Thanks to the sometimes felicitous nature of Mr. Hibbert’s profession, he’s getting a second go at “Mrs. Warren’s Profession” in the Roundabout Theatre Company’s production of the Shaw classic, starring Cherry Jones as the prosperous owner of a chain of brothels. A limited engagement, the play (directed by Doug Hughes) began previews last week and runs through Nov. 28.
“I’ve always had an affinity for this character Praed,” said Mr. Hibbert, 55, sitting on a couch in the lounge of the American Airlines Theatre where “Mrs. Warren’s Profession” is billeted. “He’s artistic and Bohemian in the midst of people dealing with finance and business. I hope my interpretation of him has improved like good wine.
“And,” he continued, “this play has so much texture. It leads you to believe it’s going to be an elegant comedy of manners, and then, savagely, it goes off in a different direction. It’s about so many things that seem to me to be timeless: hypocrisy, and the secrets we withhold.”

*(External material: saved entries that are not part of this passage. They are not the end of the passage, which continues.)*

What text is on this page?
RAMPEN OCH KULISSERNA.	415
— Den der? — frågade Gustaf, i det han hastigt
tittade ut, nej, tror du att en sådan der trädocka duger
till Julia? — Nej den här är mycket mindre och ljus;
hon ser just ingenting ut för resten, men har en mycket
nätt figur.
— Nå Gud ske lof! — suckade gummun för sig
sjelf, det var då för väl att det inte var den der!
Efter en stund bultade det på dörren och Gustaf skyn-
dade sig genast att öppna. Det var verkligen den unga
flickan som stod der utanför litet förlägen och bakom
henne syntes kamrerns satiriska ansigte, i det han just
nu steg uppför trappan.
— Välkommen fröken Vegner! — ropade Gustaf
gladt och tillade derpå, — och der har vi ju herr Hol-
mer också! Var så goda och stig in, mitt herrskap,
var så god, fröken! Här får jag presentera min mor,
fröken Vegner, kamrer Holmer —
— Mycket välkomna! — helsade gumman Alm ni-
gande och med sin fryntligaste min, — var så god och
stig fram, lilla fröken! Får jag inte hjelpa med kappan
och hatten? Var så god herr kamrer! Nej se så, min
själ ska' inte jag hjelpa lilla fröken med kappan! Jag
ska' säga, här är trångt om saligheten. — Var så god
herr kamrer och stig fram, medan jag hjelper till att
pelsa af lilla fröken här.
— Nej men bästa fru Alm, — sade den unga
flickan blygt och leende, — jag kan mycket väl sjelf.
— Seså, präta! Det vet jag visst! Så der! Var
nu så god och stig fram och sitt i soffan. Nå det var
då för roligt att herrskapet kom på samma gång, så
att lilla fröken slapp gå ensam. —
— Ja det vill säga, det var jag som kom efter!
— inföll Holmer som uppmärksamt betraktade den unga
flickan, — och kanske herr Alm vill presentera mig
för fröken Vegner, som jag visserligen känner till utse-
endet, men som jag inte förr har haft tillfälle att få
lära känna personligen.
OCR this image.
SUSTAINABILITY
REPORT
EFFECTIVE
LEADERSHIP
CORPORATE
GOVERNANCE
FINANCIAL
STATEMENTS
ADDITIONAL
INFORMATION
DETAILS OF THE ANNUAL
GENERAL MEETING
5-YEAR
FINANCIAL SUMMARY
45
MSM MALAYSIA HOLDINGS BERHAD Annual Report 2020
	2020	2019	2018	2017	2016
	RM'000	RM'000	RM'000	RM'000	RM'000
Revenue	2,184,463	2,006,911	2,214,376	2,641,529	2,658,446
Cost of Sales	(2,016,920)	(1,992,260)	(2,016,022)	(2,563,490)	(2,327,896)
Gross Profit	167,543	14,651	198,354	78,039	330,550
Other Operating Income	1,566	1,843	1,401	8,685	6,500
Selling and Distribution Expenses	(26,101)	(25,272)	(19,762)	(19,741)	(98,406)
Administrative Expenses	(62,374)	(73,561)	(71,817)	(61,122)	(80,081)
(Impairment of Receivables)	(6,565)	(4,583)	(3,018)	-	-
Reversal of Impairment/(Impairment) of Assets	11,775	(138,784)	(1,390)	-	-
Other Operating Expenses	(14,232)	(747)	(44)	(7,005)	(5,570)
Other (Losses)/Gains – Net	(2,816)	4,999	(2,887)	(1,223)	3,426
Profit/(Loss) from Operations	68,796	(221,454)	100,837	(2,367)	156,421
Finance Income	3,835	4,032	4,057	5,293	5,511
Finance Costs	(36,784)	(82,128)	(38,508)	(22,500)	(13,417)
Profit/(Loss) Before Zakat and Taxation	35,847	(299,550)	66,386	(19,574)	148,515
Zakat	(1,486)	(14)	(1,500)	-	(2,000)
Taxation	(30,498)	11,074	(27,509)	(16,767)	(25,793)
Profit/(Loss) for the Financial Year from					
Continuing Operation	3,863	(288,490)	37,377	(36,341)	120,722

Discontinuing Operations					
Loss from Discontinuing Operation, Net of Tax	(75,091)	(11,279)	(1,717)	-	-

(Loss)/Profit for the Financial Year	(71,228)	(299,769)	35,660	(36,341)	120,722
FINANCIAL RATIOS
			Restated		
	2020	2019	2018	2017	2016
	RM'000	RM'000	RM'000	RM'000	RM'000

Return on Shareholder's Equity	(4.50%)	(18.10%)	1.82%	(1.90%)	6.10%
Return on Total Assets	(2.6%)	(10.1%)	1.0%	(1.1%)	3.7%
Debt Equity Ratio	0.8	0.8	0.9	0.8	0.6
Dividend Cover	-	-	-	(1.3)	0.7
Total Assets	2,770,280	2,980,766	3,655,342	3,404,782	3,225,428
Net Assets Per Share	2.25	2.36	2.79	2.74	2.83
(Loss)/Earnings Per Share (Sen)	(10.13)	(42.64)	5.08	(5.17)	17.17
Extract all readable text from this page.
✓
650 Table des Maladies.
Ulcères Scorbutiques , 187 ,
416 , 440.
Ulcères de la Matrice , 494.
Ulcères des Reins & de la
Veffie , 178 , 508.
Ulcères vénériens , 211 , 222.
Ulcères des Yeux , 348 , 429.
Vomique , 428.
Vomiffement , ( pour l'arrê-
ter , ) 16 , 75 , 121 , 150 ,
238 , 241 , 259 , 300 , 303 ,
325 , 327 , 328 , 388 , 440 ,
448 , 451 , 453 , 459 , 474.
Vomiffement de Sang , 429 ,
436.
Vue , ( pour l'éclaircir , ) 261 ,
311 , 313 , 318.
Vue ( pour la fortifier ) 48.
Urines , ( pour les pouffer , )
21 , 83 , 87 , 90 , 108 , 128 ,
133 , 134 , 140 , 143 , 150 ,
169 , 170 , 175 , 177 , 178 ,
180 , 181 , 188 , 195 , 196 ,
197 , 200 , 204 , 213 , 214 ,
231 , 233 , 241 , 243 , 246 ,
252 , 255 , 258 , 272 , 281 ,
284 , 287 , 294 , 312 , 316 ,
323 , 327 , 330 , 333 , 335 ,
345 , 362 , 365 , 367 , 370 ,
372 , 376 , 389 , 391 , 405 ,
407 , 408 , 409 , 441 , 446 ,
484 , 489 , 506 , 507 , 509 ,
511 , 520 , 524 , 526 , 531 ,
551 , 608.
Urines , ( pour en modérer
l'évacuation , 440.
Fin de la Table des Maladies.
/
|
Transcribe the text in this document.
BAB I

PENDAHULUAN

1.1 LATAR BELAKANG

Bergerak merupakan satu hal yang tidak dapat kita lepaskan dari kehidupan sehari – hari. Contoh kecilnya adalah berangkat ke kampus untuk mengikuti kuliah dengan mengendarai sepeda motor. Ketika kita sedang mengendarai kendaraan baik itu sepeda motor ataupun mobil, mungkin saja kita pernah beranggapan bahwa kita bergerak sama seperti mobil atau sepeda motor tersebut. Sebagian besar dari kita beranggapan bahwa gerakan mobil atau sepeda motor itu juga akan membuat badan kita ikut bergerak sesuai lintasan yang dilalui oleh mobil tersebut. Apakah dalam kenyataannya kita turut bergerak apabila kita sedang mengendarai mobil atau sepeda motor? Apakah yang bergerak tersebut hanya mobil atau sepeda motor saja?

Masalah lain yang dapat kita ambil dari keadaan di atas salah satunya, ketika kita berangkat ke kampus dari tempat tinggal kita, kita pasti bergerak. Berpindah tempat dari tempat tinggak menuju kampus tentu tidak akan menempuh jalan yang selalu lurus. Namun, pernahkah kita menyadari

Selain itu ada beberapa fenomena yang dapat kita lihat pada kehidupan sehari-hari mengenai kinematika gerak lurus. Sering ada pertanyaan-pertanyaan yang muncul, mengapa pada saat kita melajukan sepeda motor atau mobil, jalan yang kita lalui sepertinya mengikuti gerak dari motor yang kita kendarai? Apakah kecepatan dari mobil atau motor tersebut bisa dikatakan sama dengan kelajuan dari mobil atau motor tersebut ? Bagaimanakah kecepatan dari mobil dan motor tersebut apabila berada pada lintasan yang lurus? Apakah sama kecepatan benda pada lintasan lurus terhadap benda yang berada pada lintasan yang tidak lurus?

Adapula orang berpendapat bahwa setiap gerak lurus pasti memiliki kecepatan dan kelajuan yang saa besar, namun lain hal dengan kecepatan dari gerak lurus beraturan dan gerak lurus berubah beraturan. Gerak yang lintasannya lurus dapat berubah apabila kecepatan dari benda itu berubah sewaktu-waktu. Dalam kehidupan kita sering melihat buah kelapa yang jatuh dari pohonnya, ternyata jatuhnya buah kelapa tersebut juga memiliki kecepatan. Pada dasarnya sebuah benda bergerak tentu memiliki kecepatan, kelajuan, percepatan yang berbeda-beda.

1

“Edward is brilliantly nimble on stage,” said Mr. Hughes in an email message. “He can turn on a dime and finds nuance in whatever he does. His work is always sharp, strong, witty and clean as a whistle.”
Mr. Hibbert was all but born in a trunk. His father, Geoffrey, had featured roles in British films like 1941’s “Love on the Dole” (he played Deborah Kerr’s brother) and Noël Coward’s 1942 war drama “In Which We Serve.” He also appeared in the 1954 West End musical-comedy sensation “The Boy Friend.”
“One day, my father got a call from the show’s director, who said, ‘We’d like you to come do it in New York,'” said Mr. Hibbert, who clearly has uncorked this story before and delights in each retelling. “‘We have this unknown girl. She’s 19, and she’s called Julie Andrews.’
“Dad said to my mother, ‘I hear New York is really brutal and if a show isn’t liked we’ll be home in a week. Let’s just see how it goes.’
“So he comes over and it was a huge success so my mum came and joined him. And we were all glad she did,” finished Mr. Hibbert, who made his own New York debut nine months later.
Growing up in Surrey, England, Mr. Hibbert turned the family’s two-tiered backyard into an open-air theater, and himself into the neighborhood impresario. “It was palpably clear early on that I wasn’t going to announce, ‘You know what? I want to go to Cambridge and study history,” he said. “But I was lucky. If you grow up in the home of working theatrical parents, you get a very eyes-wide-open look at the realities of the business.”
Mr. Hibbert—whose credits include the movies “Taking Woodstock” and “The Prestige”; guest shots on the TV series “Columbo,” “Murder She Wrote” and “Cosby”; and roles in Broadway musicals like “Me and My Girl,” “The Drowsy Chaperone” and “Curtains” (with his “Frasier” colleague David Hyde Pierce)—is one of those well-regarded, long-serving character actors with a familiar face and precious little name recognition.
“People will come up to me and start by saying, ‘I think we’ve met before,'” he said. “And I want to go, ‘No, it’s probably that you have me on your TV with the sound down.’